The trail gets more than 4 million visits each year, up from 2.6 million a year in 2016. That’s an average of 8,000 people per day and up to 15,000 on peak days, according to The Trail Foundation statistics.
“(The city’s) resources are declining at the same time trail use is growing,” Anderson said.
The Trail Foundation has a demonstrated track record of success and has worked with the parks department for many years to make capital improvements, McKnight said. “It’s a natural progression to see how they can play a larger role in how our department can manage operations and maintenance.”
Even if the city transfers the operations and maintenance of the land to The Trail Foundation, it will remain city-owned property.
“This will always be public parkland,” Anderson said. “This is not privatization at all. This is just relieving pressure on the Parks and Recreation Department.”
If the transfer takes place, the foundation would need to increase its staff size, Anderson said. That would likely happen in phases. It would also have to ramp up fundraising efforts.
“We can’t go from eight people to 30 people in a year,” Anderson said. “And as we take on more, our fundraising has to grow in parallel.”
Officials have not yet determined exactly what land would be affected by any transfer. While the trail itself would be covered, it’s unclear if areas like Vic Mathias Shores, formerly Auditorium Shores, would be affected.
“Those are discussions we’re having now," Anderson said. "Ultimately, we’d end up with a license agreement with the city that would outline everything the city does and everything we do.”
Similar public-private partnerships have grown increasingly common throughout the country. Central Park in New York City blazed the way in the 1980s. Today the city handles emergency services at that park, but the Central Park Conservancy manages the grounds. The Highline in New York City and Buffalo Bayou in Houston also operate under similar plans, and in Austin, Waller Creek, Republic Square and Umlauf Sculpture Garden & Museum operate under such public-private partnerships.
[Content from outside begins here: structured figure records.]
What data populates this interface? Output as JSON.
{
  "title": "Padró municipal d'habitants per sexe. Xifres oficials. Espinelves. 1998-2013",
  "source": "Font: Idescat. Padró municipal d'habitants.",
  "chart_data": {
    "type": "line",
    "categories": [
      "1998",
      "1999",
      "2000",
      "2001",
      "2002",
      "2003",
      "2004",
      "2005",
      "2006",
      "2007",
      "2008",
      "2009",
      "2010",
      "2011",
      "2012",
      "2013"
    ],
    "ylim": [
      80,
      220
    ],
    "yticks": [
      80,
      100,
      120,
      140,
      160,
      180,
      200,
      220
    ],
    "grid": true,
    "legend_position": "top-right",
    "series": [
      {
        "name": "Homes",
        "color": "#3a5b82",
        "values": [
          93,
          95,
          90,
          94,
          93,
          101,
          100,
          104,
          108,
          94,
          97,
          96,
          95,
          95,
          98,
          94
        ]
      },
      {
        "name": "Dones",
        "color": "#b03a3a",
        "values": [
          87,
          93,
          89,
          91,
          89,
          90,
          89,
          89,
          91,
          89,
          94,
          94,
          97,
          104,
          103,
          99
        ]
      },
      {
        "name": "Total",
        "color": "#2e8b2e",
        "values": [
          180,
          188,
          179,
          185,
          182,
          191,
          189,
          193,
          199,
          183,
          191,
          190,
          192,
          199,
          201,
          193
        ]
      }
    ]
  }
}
“This is the direction of the future because parks departments just can’t fund themselves anymore,” Anderson said.
Members of the Central Park Conservancy are serving as mentors in the case of Austin’s Butler Hike and Bike Trail, and The Trail Foundation has hired consultant Tim Marshall with ETM Associates in New Jersey to help guide the potential transfer.
The city and the foundation shared the $25,000 cost to bring in the Urban Land Institute panel, which will spend a week studying the issues surrounding a transfer, touring the trail and interviewing stakeholders from the mayor to the person who mows the grass along the trail before preparing a report for the city. They’ll consider everything from liability to timing of the transfer, funding recommendations and prioritizing maintenance projects.
The panel is being conducted in conjunction with the 10-Minute Walk Campaign, a national movement with the mission of making sure urban Americans live within a 10-minute walk of a park.
The public is invited to hear the panel’s findings at 10:15 a.m. Aug. 30 in the special events room at the Austin Central Library, 710 Cesar Chavez St.